2.  **Initialization:**
    Instantiate the framework with your specific class labels:
    ```python
    nle = NLEFramework(class_names={0: "Loan Denied", 1: "Loan Approved"})
    ```

3.  **Adapter Layer (Prompt Engineering):**
    Do not edit the source code. Instead, register a new **Adapter** using the `register_adapter()` method.

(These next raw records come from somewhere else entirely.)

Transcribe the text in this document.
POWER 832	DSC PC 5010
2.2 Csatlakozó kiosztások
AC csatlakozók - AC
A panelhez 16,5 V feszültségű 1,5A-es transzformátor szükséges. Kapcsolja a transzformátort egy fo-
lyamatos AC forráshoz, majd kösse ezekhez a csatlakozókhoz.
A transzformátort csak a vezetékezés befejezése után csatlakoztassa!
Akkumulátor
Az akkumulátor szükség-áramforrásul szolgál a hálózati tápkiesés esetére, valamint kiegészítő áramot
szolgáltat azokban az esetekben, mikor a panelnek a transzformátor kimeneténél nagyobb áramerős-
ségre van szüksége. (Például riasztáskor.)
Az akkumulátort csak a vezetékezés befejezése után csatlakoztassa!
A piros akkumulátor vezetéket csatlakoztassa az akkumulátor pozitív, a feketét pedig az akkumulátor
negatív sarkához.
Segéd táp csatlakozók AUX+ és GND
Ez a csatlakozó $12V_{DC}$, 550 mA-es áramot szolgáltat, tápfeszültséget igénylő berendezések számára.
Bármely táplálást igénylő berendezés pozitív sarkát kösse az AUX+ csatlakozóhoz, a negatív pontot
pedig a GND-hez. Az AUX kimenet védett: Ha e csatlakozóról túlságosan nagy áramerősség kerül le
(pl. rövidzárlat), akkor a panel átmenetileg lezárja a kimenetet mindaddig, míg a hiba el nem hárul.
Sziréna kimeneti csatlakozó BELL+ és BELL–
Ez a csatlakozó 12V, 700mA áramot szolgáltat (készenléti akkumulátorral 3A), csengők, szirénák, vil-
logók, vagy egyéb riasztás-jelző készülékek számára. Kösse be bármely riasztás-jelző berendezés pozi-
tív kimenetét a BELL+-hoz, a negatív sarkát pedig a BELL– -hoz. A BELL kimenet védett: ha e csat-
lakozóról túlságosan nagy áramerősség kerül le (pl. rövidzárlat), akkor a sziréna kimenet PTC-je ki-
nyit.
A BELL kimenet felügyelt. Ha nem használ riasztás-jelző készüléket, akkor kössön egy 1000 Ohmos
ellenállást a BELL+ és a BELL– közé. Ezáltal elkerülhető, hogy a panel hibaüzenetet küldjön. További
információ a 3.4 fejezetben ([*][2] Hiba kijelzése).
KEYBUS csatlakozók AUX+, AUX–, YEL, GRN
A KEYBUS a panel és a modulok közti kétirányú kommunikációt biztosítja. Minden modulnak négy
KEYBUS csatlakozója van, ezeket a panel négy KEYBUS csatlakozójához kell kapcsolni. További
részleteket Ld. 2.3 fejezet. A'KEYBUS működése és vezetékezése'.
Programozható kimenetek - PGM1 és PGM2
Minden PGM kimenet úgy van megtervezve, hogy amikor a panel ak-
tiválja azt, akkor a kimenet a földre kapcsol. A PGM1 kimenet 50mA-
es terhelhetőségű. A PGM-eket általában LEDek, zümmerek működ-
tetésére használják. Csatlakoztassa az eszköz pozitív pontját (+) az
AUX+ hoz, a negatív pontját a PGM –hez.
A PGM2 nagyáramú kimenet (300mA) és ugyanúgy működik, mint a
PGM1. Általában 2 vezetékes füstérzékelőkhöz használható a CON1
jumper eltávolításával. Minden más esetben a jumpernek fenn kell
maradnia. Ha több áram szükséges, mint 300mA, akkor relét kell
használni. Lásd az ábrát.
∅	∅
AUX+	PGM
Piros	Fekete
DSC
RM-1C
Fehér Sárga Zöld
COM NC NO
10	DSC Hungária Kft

Define a new System Role and use the provided `UNIVERSAL_USER_TEMPLATE`.

    ```python
    # Example: Defining a Financial Analyst Persona
    finance_system = """
    SYSTEM ROLE: You are a Senior Financial Analyst.
    OBJECTIVE: Explain the credit score decision based on debt-to-income ratio.
    ...
    """
    
    # Registering the new capability
    nle.register_adapter("finance_expert", finance_system, UNIVERSAL_USER_TEMPLATE)
    ```

## 🔬 Experimental Reproducibility

The notebook includes a comparative experiment block comparing:
* **Baseline Approach:** Explanations based solely on SHAP/LIME weights.
* **Hybrid Approach (Proposed):** Explanations grounded in Araucana's symbolic logic trees.

Run **Block 5** in the notebook to generate the side-by-side comparison reports for specific test instances.